Sci-fi fans battle for most dazzling comic book costumes

Thousands of comic book fans got decked out in their best fancy dress in London on Sunday (March 15) for one of the UK’s biggest celebrations of sci-fi culture.

The London Super Comic Book convention saw fans donning hugely elaborate costume in homage to their favorite comic, sci-fi and Disney characters.

The annual event is now in its fourth year and is the biggest comic themed event in the UK.

Fans call the dressing up ‘cosplay’ (a mix of the words ‘costume’ and ‘play’) and see it as form of performance art.

One man, Paul Labelle, dressed convincingly as a zombie said it was an ordinary way to spend the afternoon.

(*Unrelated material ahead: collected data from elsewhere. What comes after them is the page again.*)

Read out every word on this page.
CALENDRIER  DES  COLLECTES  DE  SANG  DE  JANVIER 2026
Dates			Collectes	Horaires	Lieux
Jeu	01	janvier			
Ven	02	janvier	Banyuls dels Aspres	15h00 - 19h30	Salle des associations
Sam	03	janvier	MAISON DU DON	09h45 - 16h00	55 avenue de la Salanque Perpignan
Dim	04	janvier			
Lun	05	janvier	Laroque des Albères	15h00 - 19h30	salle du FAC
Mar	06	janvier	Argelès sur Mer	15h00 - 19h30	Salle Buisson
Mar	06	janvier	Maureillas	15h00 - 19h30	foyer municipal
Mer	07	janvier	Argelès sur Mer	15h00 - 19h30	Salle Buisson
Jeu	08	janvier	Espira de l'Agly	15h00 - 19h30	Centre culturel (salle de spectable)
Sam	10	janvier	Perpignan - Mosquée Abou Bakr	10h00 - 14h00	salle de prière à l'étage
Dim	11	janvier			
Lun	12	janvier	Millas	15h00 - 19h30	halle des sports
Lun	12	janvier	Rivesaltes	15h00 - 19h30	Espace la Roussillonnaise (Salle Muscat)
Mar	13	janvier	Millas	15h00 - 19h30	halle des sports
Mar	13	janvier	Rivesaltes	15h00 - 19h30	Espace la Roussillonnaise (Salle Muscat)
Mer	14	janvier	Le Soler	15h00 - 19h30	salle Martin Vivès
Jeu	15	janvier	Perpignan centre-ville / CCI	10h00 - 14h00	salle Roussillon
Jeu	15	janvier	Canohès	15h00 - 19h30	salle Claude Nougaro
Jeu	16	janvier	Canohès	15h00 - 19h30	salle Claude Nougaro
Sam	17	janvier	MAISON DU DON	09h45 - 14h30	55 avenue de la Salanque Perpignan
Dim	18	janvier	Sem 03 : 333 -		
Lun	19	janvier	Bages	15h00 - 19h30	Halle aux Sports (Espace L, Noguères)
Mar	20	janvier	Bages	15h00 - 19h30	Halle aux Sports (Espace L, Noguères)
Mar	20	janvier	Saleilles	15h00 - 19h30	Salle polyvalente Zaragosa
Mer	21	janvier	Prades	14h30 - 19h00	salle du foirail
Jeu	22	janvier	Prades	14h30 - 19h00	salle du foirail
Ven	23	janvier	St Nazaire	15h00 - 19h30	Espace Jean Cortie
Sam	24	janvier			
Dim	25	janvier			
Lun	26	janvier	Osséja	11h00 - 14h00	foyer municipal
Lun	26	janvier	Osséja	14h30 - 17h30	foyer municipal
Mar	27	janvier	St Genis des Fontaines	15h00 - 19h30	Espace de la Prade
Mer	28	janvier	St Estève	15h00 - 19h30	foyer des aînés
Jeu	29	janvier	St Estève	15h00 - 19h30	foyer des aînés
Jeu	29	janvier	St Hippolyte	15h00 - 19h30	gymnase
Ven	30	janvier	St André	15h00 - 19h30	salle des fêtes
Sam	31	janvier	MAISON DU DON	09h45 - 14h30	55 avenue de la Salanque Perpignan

“Well, what else is there to do on a Sunday really other than dress up like a zombie?” he asked, tongue firmly in cheek, amid grunts and growls.

Many cosplayers highlighted the social element of their preferred pastime.

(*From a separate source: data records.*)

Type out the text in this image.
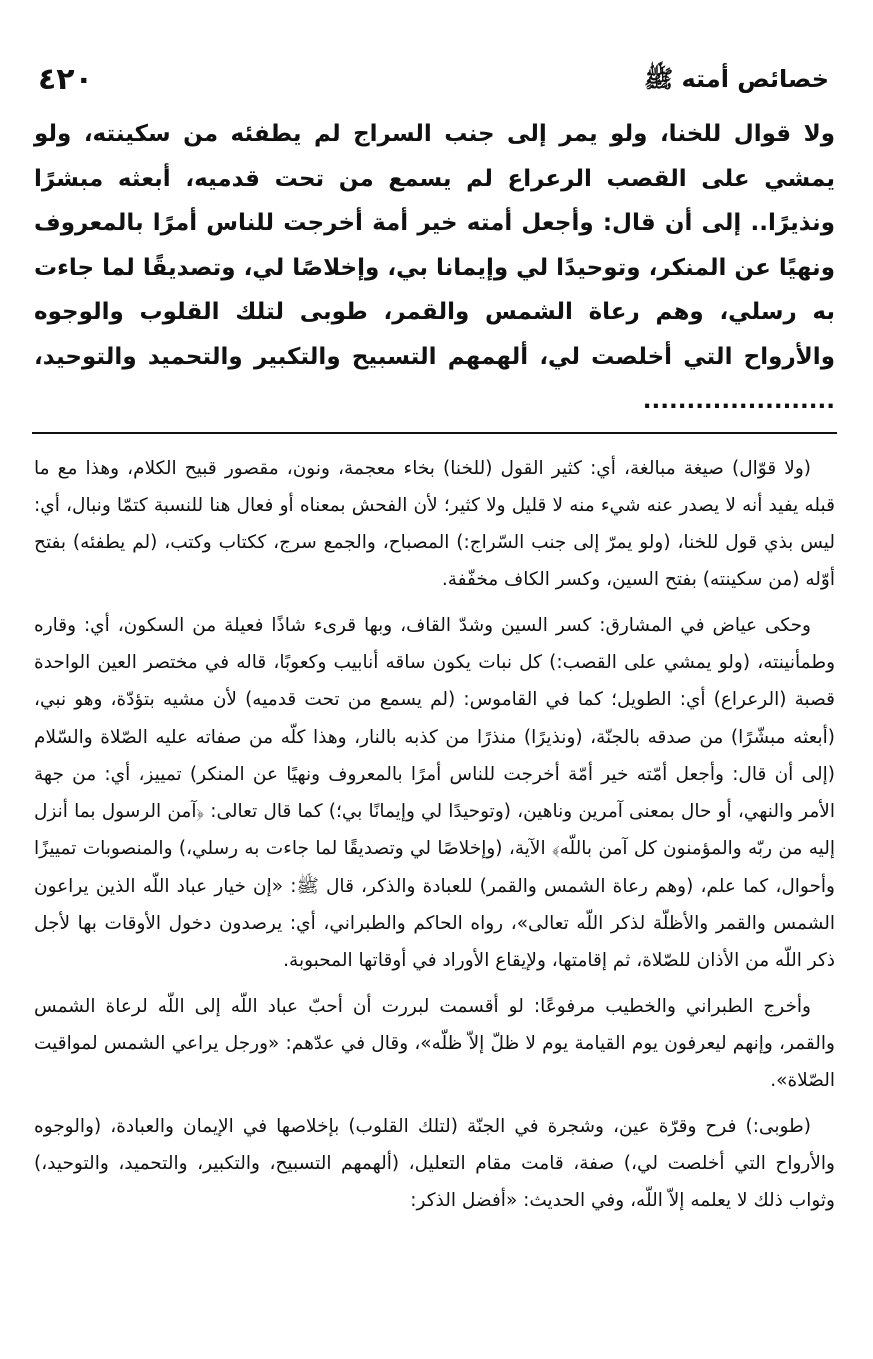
خصائص أمته ﷺ
٤٢٠

ولا قوال للخنا، ولو يمر إلى جنب السراج لم يطفئه من سكينته، ولو يمشي على القصب الرعراع لم يسمع من تحت قدميه، أبعثه مبشرًا ونذيرًا.. إلى أن قال: وأجعل أمته خير أمة أخرجت للناس أمرًا بالمعروف ونهيًا عن المنكر، وتوحيدًا لي وإيمانا بي، وإخلاصًا لي، وتصديقًا لما جاءت به رسلي، وهم رعاة الشمس والقمر، طوبى لتلك القلوب والوجوه والأرواح التي أخلصت لي، ألهمهم التسبيح والتكبير والتحميد والتوحيد، ......................

(ولا قوّال) صيغة مبالغة، أي: كثير القول (للخنا) بخاء معجمة، ونون، مقصور قبيح الكلام، وهذا مع ما قبله يفيد أنه لا يصدر عنه شيء منه لا قليل ولا كثير؛ لأن الفحش بمعناه أو فعال هنا للنسبة كتمّا ونبال، أي: ليس بذي قول للخنا، (ولو يمرّ إلى جنب السّراج:) المصباح، والجمع سرج، ككتاب وكتب، (لم يطفئه) بفتح أوّله (من سكينته) بفتح السين، وكسر الكاف مخفّفة.

وحكى عياض في المشارق: كسر السين وشدّ القاف، وبها قرىء شاذًا فعيلة من السكون، أي: وقاره وطمأنينته، (ولو يمشي على القصب:) كل نبات يكون ساقه أنابيب وكعوبًا، قاله في مختصر العين الواحدة قصبة (الرعراع) أي: الطويل؛ كما في القاموس: (لم يسمع من تحت قدميه) لأن مشيه بتؤدّة، وهو نبي، (أبعثه مبشّرًا) من صدقه بالجنّة، (ونذيرًا) منذرًا من كذبه بالنار، وهذا كلّه من صفاته عليه الصّلاة والسّلام (إلى أن قال: وأجعل أمّته خير أمّة أخرجت للناس أمرًا بالمعروف ونهيًا عن المنكر) تمييز، أي: من جهة الأمر والنهي، أو حال بمعنى آمرين وناهين، (وتوحيدًا لي وإيمانًا بي؛) كما قال تعالى: ﴿آمن الرسول بما أنزل إليه من ربّه والمؤمنون كل آمن باللّه﴾ الآية، (وإخلاصًا لي وتصديقًا لما جاءت به رسلي،) والمنصوبات تمييزًا وأحوال، كما علم، (وهم رعاة الشمس والقمر) للعبادة والذكر، قال ﷺ: «إن خيار عباد اللّه الذين يراعون الشمس والقمر والأظلّة لذكر اللّه تعالى»، رواه الحاكم والطبراني، أي: يرصدون دخول الأوقات بها لأجل ذكر اللّه من الأذان للصّلاة، ثم إقامتها، ولإيقاع الأوراد في أوقاتها المحبوبة.

وأخرج الطبراني والخطيب مرفوعًا: لو أقسمت لبررت أن أحبّ عباد اللّه إلى اللّه لرعاة الشمس والقمر، وإنهم ليعرفون يوم القيامة يوم لا ظلّ إلاّ ظلّه»، وقال في عدّهم: «ورجل يراعي الشمس لمواقيت الصّلاة».

(طوبى:) فرح وقرّة عين، وشجرة في الجنّة (لتلك القلوب) بإخلاصها في الإيمان والعبادة، (والوجوه والأرواح التي أخلصت لي،) صفة، قامت مقام التعليل، (ألهمهم التسبيح، والتكبير، والتحميد، والتوحيد،) وثواب ذلك لا يعلمه إلاّ اللّه، وفي الحديث: «أفضل الذكر:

“Once you’re into it you make so many friends and so many interesting people that every time there’s a convention and you don’t go and you see all your friends having fun and you’re not there you kind of miss out,” said Holly Allen, dressed as Sara Pezzini from Witchblade.

“I have made lots of friends through cosplay and dressing up and it’s been fantastic. Everyone has all the same interests. Everyone is geeky and it’s one place where we can all be geeky together,” added cosplayer Neil Hancock, who dressed as the Captain America villain Crossbones.

The climax of the event at London’s Excel centre was the London Super Costume championship, billed as the biggest independent cosplay competition in Europe.

It saw 52 entries from fans hoping to be judged as having the best costume and on-stage performance for a panel of judges chaired by professional American cosplayer Ya Ya Han.

The eventual winner was Ross Cobbold, a 25-year-old retail worker from Portsmouth in southern England, also known as ‘Ursula’ from the Broadway version of The Little Mermaid.

His prize is a trip to Dragon Con, the world’s premiere cosplay convention in Atlanta.

Speaking after his win he said: “I don’t think it’s sunk in yet. I was backstage and everyone was clapping and I was looking to see who they were clapping for and it was me. This year I set myself some challenges, things I wouldn’t do in cosplay normally and this was one of them to enter a masquerade competition. And this is the really big one and people really go out and this costume, I saw the show on Broadway and when I saw it was the first time I got into Disney and costuming. It was this character and this costume that got me into both those things; they are both huge parts of my life now.”